Global Policy Forum

Rebels Agree to Release


By Segun Adeyemi

Panafrican News Agency
May 3, 2001

Efforts to advance the Sierra Leone peace process and end the country's 10-year civil war have received a boost with the agreement by the country's rebels to release, by 30 May, all the equipment they seized from UN peacekeepers last year.

The Sierra Leonean government and the Revolutionary United Front (RUF) also agreed to meet in Freetown on 15 May, under the auspices of the UN Mission in Sierra Leone (UNAMSIL), to work out a programme for Disarmament, Demobilisation and Rehabilitation (DDR), a critical aspect of the Lome Peace Accord which officially ended the brutal war. The agreements were reached at the second meeting of the UN, ECOWAS and the government of Sierra Leone Co-ordination Mechanism on the peace process and the RUF in Abuja Wednesday.

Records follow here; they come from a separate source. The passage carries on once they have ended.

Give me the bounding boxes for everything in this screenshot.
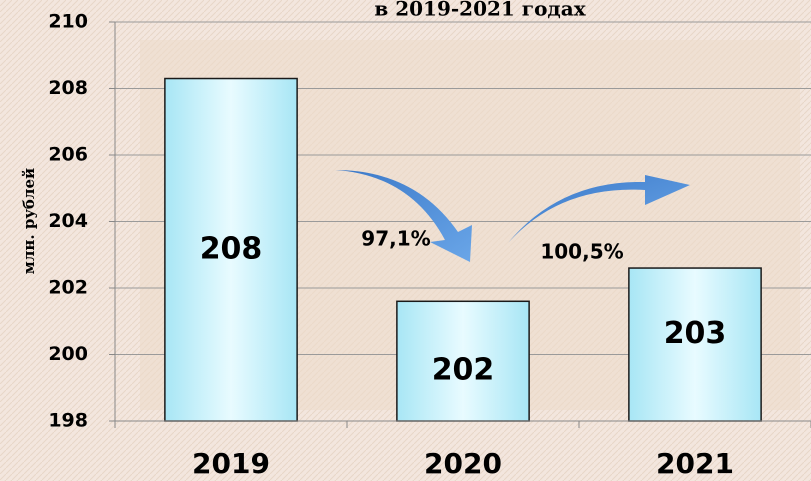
bar <box>628 267 762 422</box>
chart-title: в 2019-2021 годах <box>374 0 586 21</box>
arrow <box>335 170 472 262</box>
y-tick-label: 204 <box>48 210 88 232</box>
y-tick-label: 206 <box>48 144 88 166</box>
y-tick-label: 198 <box>48 410 88 432</box>
bar <box>164 77 298 422</box>
arrow <box>508 175 690 243</box>
x-tick-label: 2021 <box>656 447 734 480</box>
bar <box>396 300 530 422</box>
y-tick-label: 208 <box>48 77 88 99</box>
y-tick-label: 210 <box>48 11 88 33</box>
annotation: 97,1% <box>361 227 430 251</box>
annotation: 100,5% <box>540 240 623 264</box>
data-label: 202 <box>432 353 495 388</box>
x-tick-label: 2019 <box>192 447 270 480</box>
x-tick-label: 2020 <box>424 447 502 480</box>
y-axis-label: млн. рублей <box>20 168 38 274</box>
y-tick-label: 200 <box>48 343 88 365</box>
data-label: 208 <box>200 231 263 266</box>
data-label: 203 <box>664 316 727 351</box>
y-tick-label: 202 <box>48 277 88 299</box>
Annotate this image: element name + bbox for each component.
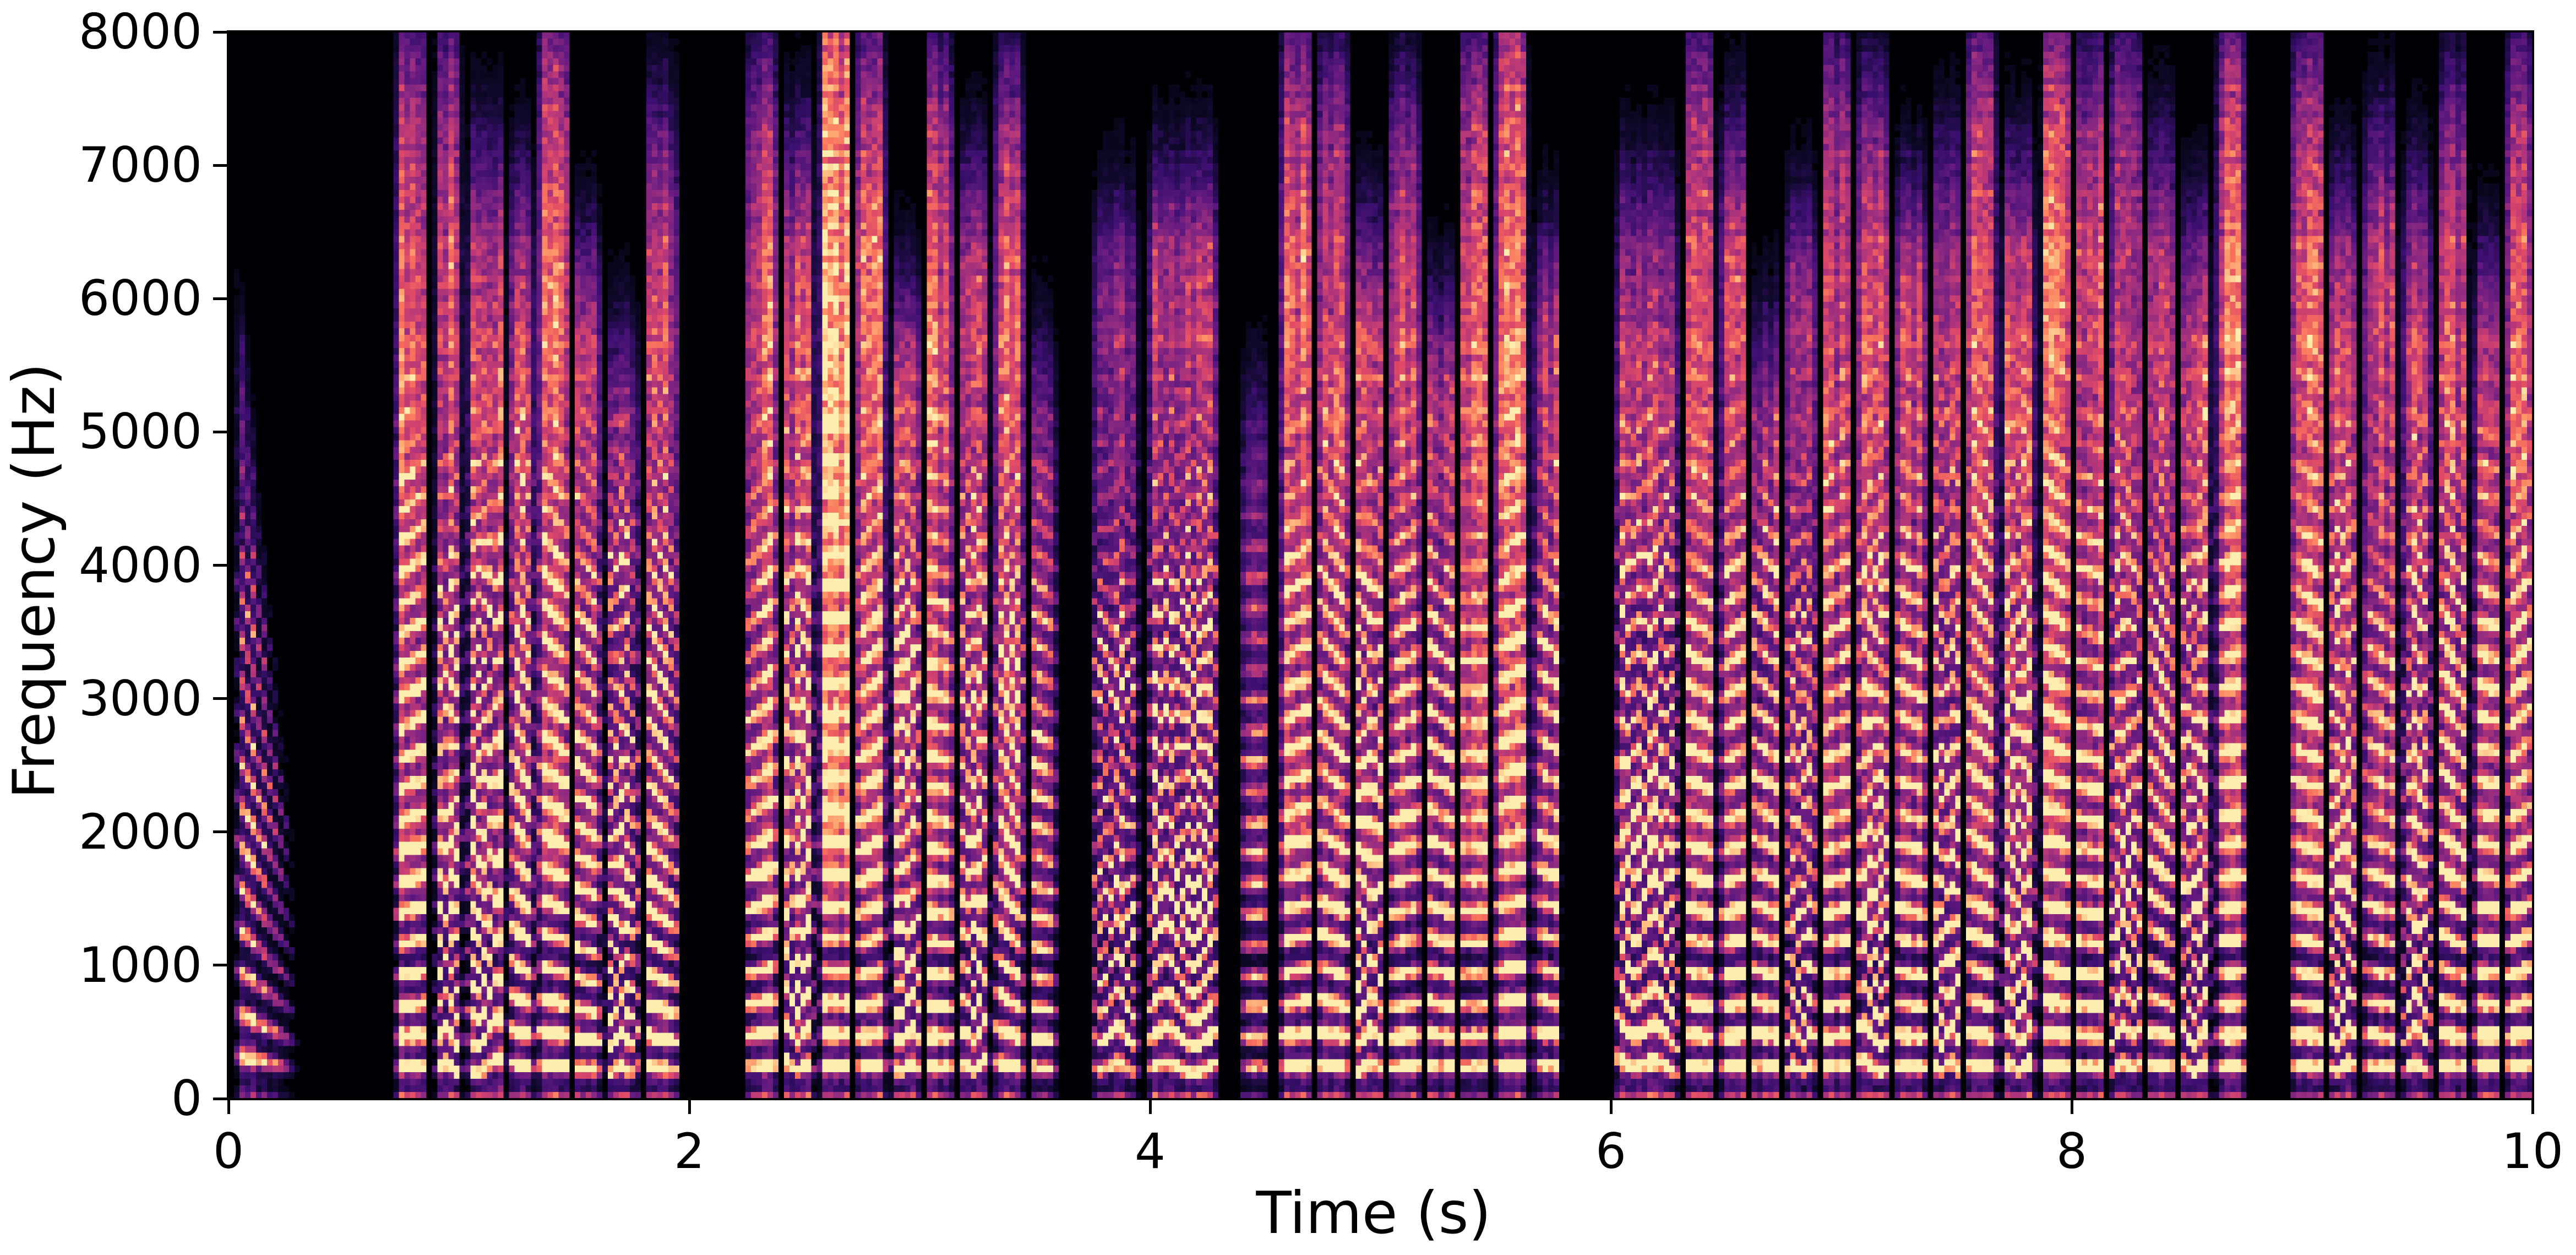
x-tick-2 — [688, 1099, 691, 1114]
y-tick-label-8000: 8000 — [79, 3, 202, 60]
y-tick-6000 — [213, 297, 228, 300]
y-tick-5000 — [213, 430, 228, 433]
y-tick-3000 — [213, 697, 228, 700]
y-tick-0 — [213, 1097, 228, 1100]
y-tick-8000 — [213, 30, 228, 34]
y-tick-1000 — [213, 964, 228, 967]
x-tick-label-4: 4 — [1135, 1123, 1166, 1180]
x-tick-8 — [2070, 1099, 2073, 1114]
y-tick-label-3000: 3000 — [79, 670, 202, 727]
x-tick-label-6: 6 — [1595, 1123, 1626, 1180]
x-tick-6 — [1609, 1099, 1613, 1114]
y-axis-title: Frequency (Hz) — [1, 363, 68, 799]
y-tick-label-1000: 1000 — [79, 936, 202, 993]
y-tick-7000 — [213, 164, 228, 167]
spectrogram-heatmap — [228, 32, 2533, 1099]
y-tick-label-5000: 5000 — [79, 403, 202, 460]
x-tick-label-8: 8 — [2056, 1123, 2087, 1180]
x-axis-title: Time (s) — [1256, 1180, 1491, 1247]
y-tick-label-4000: 4000 — [79, 536, 202, 594]
x-tick-0 — [227, 1099, 230, 1114]
y-tick-label-0: 0 — [171, 1070, 202, 1127]
x-tick-label-2: 2 — [674, 1123, 705, 1180]
y-tick-label-6000: 6000 — [79, 270, 202, 327]
x-tick-10 — [2531, 1099, 2534, 1114]
y-tick-label-7000: 7000 — [79, 137, 202, 194]
y-tick-2000 — [213, 830, 228, 834]
x-tick-label-0: 0 — [213, 1123, 244, 1180]
y-tick-label-2000: 2000 — [79, 803, 202, 860]
x-tick-label-10: 10 — [2502, 1123, 2563, 1180]
x-tick-4 — [1148, 1099, 1152, 1114]
y-tick-4000 — [213, 564, 228, 567]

In addition to officials of the UN, ECOWAS and the OAU, representatives of the government as well as the RUF attended the meeting, called to review the 10 November 2000 cease-fire agreement signed by the parties to the conflict and to find ways of ensuring lasting peace in the West African nation. Omrie Golley, Chairman of the RUF peace council, led the group's six-man delegation, which also included Jonathan Kposowa and Jubrin Massaquoi, while the government's side, led by Attorney-General Solomon Berewa, also included Deputy Defence Minister Norman Hinga, Foreign Minister Ahmed Dumbuya and National Security Adviser Kellie Conteh.

The release of UNAMSIL equipment, including weapons, and the resumption of DDR are critical to efforts at restoring lasting peace in Sierra Leone, where the rebels use the country's diamonds to finance a war characterised by chopping of limbs, raping of women and other atrocities. The rebels seized the weapons last May when the RUF reneged on the Lome Peace Accord and took hostage hundreds of peacekeepers overseeing its implementation. In the weeks leading to the Abuja meeting, UNAMSIL had again started deploying its troops across the country after the rebels eased their hold and dismantled some road blocks in line with their promise to co-operate with the blue berets and ensure free movement across the country.

The Abuja meeting urged the government to extend its authority to the areas where UNAMSIL has deployed. Dangling some carrots at the rebels, the government promised, as part of confidence-building measures, to consider their demand for the release of their cadres who were captured after RUF truncated the peace process. But it warned that the consideration of the request would be on the basis of RUF's implementation of agreements reached at this week's meeting.

Following a request by the meeting that the government should remove all impediments barring RUF from transforming into a political party, the government promised to assist the rebels in locating vacant government buildings across the country that it (RUF) could use for office accommodation. RUF had complained that people were not willing to rent their buildings to the rebel group for establishing their offices.

The government also promised to intercede, on behalf of the RUF, to lift the international travel ban slammed on the rebels. The meeting agreed that the cease-fire agreement, which jumpstarted the peace process after a seven-month break, was generally holding.

A meeting of the co-ordination mechanism in Abuja to take a common position ahead of the meeting with the rebels preceded Wednesday's meeting. After its meeting, the co-ordination mechanism issued a declaration expressing "grave concern" at statements suggesting the use of mercenaries to flush out the RUF rebels and end the war once and for all.

In a statement, "the meeting appealed to the international community not to be misled by such ill-advised proposals. Rather, efforts should be concentrated on the strengthening of national, subregional and international peacekeeping capabilities for the restoration of lasting peace in the conflict zone."